Tras la reunión, Sánchez ofreció declaraciones a los medios en el ayuntamiento de San Roque, resaltando la coordinación de los equipos de emergencia y la necesidad de mantener la atención sobre las zonas más críticas.
Aunque la jornada meteorológica de este viernes ha sido algo más tranquila y la mayoría de los centros escolares han reabierto sus puertas, unos 7.000 vecinos permanecen desalojados debido a la crecida de los ríos en varias provincias andaluzas.

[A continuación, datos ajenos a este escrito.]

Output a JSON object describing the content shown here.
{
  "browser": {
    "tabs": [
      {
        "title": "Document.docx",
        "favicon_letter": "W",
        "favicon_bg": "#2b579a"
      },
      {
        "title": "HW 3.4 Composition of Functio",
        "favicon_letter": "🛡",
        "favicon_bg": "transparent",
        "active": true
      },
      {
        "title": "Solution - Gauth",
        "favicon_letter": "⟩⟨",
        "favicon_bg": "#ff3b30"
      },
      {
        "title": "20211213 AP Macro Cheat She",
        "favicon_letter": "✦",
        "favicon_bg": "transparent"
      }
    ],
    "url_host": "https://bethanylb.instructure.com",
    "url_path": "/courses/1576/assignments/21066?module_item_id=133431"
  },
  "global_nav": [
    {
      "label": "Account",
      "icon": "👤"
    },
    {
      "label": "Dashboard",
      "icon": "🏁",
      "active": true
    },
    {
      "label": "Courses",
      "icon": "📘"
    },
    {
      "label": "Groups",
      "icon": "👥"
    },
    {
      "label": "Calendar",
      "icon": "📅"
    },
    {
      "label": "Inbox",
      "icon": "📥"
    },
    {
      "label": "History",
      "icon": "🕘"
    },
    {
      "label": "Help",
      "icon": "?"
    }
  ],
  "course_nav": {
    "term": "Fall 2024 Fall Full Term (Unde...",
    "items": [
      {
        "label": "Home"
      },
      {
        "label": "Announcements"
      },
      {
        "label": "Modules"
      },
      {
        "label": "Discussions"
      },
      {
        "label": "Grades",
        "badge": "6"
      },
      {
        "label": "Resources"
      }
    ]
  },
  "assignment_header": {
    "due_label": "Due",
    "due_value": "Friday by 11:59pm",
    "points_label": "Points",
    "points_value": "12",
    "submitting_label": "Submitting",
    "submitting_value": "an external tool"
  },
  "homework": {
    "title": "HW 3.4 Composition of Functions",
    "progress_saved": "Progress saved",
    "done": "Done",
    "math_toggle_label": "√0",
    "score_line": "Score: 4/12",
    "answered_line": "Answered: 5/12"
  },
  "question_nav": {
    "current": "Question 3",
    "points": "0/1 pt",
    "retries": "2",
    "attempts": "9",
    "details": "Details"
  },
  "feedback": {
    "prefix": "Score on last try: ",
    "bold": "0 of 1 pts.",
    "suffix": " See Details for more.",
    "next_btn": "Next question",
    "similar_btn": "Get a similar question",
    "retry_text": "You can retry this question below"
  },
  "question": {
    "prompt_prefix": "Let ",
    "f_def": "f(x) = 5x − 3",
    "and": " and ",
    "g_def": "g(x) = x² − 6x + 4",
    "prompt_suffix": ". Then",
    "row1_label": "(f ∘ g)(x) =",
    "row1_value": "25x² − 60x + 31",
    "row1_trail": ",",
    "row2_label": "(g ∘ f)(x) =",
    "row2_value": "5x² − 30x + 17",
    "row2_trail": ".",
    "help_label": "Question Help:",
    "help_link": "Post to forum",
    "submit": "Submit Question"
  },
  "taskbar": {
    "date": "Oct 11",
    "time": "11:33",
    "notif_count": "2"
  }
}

La localidad de Grazalema, en Cádiz, ha sido evacuada en su totalidad por la acumulación de agua en el subsuelo, convirtiéndose en uno de los puntos de mayor preocupación para las autoridades.
El Gobierno mantiene la alerta en la región y continuará evaluando las medidas necesarias para garantizar la seguridad de la población y la recuperación de las infraestructuras afectadas.